Yes. All of the cups and tazze are actually made from a 16th-century recipe that involves sugar and gum tragacanth. It’s basically an Islamic tradition: at the Ottoman court they used to have sugar sculptures that were paraded on special feast days. The Italian traders latched on to this and very soon they were being made all over Europe. They either made a syrup which you could pour into a mould, or they made a paste with a gum, which is what we’ve done; it makes a modelling paste which is incredibly fine – finer than porcelain.
Did you use specific sources?
There are a lot of different sources. The recipe for sugar paste, or pasta di zucchero, comes from a book, The Secrets of Alexis of Piedmont, which was written by a Renaissance scholar called Girolamo Ruscelli. It explains that you can make plates and platters and cups and drinking vessels from it, and then eat them at the end of the meal – a kind of joke. Ours is very much an English setting – Ruscelli’s book was translated into English and published in London in the 1590s, and lots of other books followed that tell you how to make silly things like sugar playing cards, and little fake walnuts. Some of the tableware is imitation Chinese export porcelain, something called kraak, which was really popular, and we’ve painted it to resemble that porcelain.
The centrepiece of your sugar banquet is based on a banqueting house at Melford Hall in Suffolk. Why did you choose that particular building?
There are no images of any of these [English] centrepieces, which were often architectural features. They’re sometimes described very briefly – for instance, Henry VIII had one of a dungeon on a lake with swans.

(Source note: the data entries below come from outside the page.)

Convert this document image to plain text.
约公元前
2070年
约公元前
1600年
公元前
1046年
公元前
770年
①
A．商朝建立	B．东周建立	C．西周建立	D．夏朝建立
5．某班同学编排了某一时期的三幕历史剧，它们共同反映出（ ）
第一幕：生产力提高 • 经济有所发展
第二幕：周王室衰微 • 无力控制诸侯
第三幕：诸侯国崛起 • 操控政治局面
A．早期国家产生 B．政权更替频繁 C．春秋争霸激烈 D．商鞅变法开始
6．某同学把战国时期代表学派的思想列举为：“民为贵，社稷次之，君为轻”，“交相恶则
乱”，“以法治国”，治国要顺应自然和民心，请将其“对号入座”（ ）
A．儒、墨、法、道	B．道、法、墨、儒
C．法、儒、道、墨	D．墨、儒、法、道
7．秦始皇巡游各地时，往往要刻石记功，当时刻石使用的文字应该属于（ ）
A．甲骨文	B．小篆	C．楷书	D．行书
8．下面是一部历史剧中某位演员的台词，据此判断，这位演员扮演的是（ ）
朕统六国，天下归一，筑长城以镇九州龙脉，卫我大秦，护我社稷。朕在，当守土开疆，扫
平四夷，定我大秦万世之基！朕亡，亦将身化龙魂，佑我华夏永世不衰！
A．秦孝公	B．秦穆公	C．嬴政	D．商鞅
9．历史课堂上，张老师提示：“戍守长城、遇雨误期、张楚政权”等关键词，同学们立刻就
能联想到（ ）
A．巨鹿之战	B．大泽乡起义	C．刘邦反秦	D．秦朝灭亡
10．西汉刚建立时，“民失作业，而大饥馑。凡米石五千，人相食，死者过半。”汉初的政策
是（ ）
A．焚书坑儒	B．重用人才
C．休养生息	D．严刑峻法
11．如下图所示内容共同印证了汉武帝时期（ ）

They were often towers, so we took a tower that was actually used as a banqueting house, so that what was going on inside relates to our table.

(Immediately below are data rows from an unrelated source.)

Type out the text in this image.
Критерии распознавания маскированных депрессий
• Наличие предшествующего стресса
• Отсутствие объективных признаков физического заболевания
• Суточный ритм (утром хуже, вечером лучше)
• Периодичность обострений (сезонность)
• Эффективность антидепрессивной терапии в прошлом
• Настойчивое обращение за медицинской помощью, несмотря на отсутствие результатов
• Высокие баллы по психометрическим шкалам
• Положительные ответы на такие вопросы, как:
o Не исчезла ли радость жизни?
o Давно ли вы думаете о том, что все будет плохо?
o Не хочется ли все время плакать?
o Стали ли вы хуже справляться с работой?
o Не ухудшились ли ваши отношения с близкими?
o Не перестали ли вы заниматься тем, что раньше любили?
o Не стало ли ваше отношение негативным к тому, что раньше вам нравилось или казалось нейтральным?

There’s a wonderful ‘portrait’ of a pineapple in the exhibition, painted by Theodorus Netscher in 1720 for Sir Matthew Decker, in celebration of the first pineapple grown from scratch on English soil. What is the significance of the fruit in this exhibition?

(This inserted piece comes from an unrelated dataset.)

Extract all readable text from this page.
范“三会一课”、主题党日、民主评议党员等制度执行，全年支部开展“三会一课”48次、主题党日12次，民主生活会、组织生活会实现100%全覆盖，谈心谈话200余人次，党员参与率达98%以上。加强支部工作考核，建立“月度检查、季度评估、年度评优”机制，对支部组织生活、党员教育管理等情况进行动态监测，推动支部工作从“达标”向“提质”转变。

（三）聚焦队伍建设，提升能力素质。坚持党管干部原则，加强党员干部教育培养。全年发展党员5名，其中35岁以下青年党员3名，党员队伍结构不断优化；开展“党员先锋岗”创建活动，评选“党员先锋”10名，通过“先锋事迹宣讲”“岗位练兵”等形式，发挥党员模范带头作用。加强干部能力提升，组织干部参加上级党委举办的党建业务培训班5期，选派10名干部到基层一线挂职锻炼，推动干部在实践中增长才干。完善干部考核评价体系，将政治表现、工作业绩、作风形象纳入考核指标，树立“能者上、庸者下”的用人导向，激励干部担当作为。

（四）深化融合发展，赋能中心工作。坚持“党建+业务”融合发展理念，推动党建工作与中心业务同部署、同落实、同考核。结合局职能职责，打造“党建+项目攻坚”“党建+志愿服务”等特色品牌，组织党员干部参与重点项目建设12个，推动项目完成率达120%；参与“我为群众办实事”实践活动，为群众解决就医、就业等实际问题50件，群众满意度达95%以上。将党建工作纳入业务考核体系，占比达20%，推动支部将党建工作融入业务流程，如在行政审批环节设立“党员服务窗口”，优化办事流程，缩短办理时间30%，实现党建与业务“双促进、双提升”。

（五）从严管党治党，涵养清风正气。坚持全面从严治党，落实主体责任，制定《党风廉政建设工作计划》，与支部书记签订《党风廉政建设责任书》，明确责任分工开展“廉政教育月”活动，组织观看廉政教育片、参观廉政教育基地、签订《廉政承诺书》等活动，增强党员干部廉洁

The portrait is really quite extraordinary. The Fitzwilliam family were closely related to the Decker family, so that painting has always been in the collection. One of the Deckers’ friends was a Cambridge botanist called Richard Bradley, who wrote a paper about how to grow pineapples in England from observing Decker’s gardener, another Dutchman. Bradley also wrote cookery books; he published the first recipes for pineapple in English. It’s a great Cambridge story.
I’ve lent some objects for the confectioner’s shop window, including a late 18th-century pineapple mould for ice cream. And the sorbetière came from a famous London confectionary business in Berkeley Square called the Pot and Pineapple, started in 1757 by an Italian called Domenico Negri. The pineapple became the symbol of the confectionary shops; a lot of them had a model one over the door, and an image of a pineapple on their trade cards. When Negri went back to Turin in the 1780s, his wife passed the business on to one of her nephews and it became known as Gunter’s; it was still around in the 1950s, when Elizabeth David would go there as a child. She said it made the best ices in London.
‘Feast & Fast: The Art of Food in Europe, 1500–1800’ is at the Fitzwilliam Museum, Cambridge, until 26 April 2020.